The Cotswold neighborhood of Charlotte, North Carolina, United States, was named after the region of the same name in England. It is well-known for a large shopping center, Cotswold Village Shops, located at the intersection of Randolph and Sharon Amity Roads. Originally known as Cotswold Mall, it was one of Charlotte's first suburban malls. Cotswold is emerging as one of the more desirable areas for living and shopping with close proximity to Uptown. Many 1950s and 1960s homes are being remodeled and sold.

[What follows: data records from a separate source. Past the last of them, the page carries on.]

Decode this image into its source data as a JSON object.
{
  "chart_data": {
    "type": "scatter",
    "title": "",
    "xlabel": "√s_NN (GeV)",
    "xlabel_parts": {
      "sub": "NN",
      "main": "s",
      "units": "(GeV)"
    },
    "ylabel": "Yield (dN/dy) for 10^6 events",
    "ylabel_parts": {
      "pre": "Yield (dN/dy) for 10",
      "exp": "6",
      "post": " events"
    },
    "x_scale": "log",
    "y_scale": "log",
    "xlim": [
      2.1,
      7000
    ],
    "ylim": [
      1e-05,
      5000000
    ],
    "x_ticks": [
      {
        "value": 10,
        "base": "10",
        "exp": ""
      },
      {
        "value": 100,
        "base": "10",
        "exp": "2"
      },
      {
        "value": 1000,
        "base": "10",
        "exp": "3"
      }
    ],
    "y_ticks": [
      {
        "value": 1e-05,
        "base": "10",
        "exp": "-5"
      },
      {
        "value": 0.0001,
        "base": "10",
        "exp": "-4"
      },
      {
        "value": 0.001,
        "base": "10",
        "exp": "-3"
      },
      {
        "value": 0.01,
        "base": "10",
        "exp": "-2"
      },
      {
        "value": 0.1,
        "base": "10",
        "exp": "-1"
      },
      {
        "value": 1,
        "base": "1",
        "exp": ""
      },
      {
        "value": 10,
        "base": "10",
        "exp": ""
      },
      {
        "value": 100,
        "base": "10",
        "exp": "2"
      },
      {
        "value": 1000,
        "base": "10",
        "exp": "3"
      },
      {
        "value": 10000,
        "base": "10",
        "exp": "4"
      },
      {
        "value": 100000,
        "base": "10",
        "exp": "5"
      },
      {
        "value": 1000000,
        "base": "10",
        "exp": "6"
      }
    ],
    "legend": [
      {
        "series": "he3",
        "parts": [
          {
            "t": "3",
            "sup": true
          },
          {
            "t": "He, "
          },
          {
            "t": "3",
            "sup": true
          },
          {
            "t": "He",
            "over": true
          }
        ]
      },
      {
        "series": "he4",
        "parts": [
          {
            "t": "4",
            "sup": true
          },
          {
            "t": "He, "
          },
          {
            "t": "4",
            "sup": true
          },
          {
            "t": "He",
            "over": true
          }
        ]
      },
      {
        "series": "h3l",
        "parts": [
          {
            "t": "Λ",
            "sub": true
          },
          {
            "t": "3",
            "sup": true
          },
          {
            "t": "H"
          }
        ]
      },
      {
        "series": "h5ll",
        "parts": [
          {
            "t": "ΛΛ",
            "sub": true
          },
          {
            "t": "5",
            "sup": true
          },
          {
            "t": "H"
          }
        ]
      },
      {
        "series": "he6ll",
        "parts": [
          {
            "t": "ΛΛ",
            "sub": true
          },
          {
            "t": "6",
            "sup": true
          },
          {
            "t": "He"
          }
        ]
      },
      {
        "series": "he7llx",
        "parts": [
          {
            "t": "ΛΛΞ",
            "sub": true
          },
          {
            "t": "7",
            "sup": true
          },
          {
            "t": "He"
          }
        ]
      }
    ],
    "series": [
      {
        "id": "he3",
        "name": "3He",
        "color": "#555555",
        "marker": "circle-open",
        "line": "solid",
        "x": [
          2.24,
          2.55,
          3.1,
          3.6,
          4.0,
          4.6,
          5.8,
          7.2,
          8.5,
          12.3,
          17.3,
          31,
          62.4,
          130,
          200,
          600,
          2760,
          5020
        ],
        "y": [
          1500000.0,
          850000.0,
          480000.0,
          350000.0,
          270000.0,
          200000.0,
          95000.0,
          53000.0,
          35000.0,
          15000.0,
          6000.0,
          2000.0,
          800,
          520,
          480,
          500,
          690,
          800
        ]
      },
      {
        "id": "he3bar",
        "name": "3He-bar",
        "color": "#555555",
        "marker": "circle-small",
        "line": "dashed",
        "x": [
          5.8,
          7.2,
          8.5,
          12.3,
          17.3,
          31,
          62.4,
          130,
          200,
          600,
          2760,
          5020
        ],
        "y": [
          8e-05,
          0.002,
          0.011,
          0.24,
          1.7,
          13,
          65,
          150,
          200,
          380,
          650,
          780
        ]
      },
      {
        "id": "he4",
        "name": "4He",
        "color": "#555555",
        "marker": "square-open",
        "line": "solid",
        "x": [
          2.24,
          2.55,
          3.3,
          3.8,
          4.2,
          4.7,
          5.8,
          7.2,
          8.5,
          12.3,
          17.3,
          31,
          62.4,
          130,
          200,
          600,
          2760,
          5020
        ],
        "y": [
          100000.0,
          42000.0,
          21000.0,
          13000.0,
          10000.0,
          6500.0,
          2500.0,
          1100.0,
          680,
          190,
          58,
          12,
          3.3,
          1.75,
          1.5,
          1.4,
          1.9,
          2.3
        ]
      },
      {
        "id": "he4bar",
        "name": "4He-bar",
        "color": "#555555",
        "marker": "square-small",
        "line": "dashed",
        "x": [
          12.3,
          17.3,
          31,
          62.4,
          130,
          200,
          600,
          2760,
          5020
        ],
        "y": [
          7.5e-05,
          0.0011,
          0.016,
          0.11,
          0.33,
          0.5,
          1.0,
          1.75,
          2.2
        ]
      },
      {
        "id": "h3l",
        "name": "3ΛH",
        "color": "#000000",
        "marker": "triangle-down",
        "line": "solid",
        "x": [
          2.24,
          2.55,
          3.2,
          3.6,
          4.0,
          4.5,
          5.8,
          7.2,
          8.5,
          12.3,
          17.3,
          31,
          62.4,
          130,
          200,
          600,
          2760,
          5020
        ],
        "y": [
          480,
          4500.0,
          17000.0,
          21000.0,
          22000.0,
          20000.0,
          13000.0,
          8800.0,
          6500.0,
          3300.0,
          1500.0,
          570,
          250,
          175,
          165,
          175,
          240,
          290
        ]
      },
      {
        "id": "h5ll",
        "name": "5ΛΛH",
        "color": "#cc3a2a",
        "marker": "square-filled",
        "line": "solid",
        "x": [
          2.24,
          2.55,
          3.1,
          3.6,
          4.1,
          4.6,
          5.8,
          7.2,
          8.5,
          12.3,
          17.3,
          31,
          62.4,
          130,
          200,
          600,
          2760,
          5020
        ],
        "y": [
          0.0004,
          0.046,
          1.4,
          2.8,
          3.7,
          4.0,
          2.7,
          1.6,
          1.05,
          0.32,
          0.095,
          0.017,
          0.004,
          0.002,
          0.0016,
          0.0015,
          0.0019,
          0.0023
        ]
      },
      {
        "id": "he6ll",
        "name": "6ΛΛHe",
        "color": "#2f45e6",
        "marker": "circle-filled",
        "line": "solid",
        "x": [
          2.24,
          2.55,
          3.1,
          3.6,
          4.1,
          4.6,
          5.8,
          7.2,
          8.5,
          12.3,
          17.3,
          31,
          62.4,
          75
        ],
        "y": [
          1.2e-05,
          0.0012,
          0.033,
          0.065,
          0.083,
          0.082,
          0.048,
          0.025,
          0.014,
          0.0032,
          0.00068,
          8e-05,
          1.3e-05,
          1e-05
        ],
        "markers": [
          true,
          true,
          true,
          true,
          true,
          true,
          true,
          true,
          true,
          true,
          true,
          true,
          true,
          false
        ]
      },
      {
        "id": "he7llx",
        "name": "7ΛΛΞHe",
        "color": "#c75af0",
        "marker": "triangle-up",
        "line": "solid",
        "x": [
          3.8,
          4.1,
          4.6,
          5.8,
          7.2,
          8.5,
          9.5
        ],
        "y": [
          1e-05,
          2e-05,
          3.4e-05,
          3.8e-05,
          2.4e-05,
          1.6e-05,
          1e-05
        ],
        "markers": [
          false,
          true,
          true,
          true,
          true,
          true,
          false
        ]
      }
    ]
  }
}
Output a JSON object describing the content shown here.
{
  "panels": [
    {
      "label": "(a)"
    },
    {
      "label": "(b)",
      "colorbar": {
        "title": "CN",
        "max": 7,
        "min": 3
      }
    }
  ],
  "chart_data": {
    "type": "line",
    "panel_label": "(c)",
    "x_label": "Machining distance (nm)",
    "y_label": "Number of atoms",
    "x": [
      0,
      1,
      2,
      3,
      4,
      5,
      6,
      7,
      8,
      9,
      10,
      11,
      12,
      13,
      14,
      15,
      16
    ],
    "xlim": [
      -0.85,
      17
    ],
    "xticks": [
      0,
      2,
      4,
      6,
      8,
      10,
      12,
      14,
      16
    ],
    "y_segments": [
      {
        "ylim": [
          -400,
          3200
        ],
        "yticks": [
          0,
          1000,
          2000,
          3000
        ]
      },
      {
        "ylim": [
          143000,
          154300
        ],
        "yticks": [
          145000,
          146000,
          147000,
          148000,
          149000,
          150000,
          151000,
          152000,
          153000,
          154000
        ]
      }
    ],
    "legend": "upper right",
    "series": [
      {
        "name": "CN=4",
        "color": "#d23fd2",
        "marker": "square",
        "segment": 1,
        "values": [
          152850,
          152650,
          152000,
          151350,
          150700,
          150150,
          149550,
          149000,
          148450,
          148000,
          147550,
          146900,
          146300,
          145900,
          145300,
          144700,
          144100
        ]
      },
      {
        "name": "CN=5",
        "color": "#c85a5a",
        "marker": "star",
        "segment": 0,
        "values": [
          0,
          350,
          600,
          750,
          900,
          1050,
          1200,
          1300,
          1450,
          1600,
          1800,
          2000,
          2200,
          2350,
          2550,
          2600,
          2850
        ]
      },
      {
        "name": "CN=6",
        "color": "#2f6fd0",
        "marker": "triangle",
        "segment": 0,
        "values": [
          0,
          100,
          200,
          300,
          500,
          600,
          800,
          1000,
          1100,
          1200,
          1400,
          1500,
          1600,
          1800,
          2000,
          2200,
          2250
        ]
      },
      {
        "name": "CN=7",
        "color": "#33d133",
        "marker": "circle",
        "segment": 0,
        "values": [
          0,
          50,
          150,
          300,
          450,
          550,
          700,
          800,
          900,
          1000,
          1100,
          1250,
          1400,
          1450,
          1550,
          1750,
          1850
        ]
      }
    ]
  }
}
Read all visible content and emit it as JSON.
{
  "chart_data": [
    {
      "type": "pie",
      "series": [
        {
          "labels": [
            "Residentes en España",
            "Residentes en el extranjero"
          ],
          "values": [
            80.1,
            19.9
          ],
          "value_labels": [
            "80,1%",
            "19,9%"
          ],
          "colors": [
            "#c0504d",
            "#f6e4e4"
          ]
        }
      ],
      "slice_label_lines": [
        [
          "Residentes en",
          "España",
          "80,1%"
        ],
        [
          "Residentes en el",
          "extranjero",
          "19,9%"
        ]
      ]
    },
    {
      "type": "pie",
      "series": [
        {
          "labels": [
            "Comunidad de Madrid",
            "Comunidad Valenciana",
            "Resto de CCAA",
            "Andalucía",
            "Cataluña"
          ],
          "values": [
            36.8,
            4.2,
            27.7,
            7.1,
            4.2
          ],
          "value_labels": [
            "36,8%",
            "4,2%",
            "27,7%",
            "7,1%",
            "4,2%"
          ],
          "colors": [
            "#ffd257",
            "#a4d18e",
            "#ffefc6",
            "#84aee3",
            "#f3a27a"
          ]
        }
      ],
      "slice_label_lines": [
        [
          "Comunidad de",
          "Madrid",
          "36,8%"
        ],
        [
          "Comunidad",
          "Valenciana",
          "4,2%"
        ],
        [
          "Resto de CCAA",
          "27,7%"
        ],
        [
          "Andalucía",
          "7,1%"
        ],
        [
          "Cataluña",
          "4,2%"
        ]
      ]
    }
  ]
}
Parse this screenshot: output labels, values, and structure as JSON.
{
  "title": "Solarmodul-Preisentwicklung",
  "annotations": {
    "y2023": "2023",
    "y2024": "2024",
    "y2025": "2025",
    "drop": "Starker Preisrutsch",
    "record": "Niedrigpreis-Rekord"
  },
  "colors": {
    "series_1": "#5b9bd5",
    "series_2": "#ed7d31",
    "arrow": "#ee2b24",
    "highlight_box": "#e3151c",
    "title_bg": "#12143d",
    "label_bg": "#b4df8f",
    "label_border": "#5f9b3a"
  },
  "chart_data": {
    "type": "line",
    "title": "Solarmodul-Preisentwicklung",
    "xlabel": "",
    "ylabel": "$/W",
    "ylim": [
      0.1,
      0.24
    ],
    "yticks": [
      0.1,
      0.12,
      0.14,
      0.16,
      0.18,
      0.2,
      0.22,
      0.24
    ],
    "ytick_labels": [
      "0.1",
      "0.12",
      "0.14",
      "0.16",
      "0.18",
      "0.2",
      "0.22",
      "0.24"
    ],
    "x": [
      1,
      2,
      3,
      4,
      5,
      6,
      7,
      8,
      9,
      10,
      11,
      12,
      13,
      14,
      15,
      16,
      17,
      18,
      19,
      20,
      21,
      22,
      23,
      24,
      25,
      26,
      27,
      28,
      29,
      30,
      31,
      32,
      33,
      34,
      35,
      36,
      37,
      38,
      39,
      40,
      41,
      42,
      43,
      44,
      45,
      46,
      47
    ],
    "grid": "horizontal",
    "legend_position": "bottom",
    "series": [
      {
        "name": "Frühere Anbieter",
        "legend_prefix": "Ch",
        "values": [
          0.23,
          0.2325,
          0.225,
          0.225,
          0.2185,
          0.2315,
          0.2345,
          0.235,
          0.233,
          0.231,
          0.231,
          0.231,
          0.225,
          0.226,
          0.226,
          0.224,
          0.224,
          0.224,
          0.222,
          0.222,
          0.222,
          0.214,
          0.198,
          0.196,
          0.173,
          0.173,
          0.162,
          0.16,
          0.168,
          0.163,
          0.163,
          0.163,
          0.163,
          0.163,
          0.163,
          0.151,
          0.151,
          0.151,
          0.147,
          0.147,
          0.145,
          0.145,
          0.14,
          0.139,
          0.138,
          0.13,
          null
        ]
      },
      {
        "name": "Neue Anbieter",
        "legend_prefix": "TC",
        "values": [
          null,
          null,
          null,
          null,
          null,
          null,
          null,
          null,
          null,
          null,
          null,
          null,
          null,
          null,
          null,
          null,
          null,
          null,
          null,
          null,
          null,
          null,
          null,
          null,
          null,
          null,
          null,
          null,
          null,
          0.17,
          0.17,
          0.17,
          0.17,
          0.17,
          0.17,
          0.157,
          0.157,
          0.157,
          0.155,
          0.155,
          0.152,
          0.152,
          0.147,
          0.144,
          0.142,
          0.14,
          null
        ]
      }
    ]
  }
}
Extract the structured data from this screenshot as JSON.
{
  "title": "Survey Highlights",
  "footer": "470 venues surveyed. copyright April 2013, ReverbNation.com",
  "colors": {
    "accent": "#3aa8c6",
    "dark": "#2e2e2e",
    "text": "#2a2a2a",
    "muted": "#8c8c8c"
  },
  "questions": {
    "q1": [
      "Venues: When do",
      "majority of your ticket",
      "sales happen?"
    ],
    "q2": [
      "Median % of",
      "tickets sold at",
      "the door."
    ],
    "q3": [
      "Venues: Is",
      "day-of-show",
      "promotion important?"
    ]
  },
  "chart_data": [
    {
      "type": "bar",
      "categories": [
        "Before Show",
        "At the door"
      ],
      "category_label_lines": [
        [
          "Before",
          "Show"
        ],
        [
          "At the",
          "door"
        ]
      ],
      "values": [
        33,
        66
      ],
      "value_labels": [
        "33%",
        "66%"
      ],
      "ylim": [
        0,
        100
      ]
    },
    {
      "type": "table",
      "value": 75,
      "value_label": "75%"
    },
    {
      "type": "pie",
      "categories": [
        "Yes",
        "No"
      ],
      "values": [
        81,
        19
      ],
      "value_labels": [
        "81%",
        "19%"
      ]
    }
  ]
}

The area is neighbored by Randolph Park, Echo Hills, Grier Heights, Myers Park, Oakhurst, Providence Park, Sherwood Forest, and Wendover/Sedgewood.

==Demographics==

As of 2010, Cotswold had a population of 4,437. The racial makeup of the neighborhood was 83.2% White, 11.1% Black or African American, 1.6% Asian, and 2.5% of some other race. Hispanic or Latino of any race were 5.7% of the population. The median household income for the area was $51,490.

Historical population
| Census | Pop. | Note | %± |
|---|---|---|---|
| 2000 | 4,088 |  | — |
| 2010 | 4,437 |  | 8.5% |
| 2015 (est.) | 5,199 |  | 17.2% |

==Transportation infrastructure==

===Mass transit===
The following buses from the Charlotte Area Transit System (CATS) serve Cotswold:
- #14 (Providence Road)
- #15 (Randolph Road)
- #29 (UNCC/Southpark)
- #45x (Carmel Road Express)
- #61x (Arboretum Express)
- #62x (Rea Road Express)

===Rail===
The CSX Transportation rail line runs concurrent with Cotswold's eastern boundary, traveling between Charlotte, Monroe, and Wilmington.

===Roads===

The major thoroughfares in Cotswold are Providence Road, Randolph Road, and Sharon Amity.

==Education==

===School systems===
Residents of Cotswold attend Charlotte-Mecklenburg Schools, including Cotswold Elementary, Eastover Elementary, Alex Graham Middle School, Randolph Middle School, and Myers Park High School.

==Shopping==
The Cotswold Village Shops is a major shopping center located at the center of Cotswold. The mall originally opened in 1963 as an hybrid enclosed mall/shopping strip located at the intersection of Randolph and Sharon Amity Roads. Originally, it was known as Cotswold Mall, with A&P, the Collins Company, Harris Teeter, Ivey's, and Rose's as tenants. The enclosed portion of the mall was converted to an open-air shopping center in the early 2000s. Harris Teeter is the only original tenant left that did not close.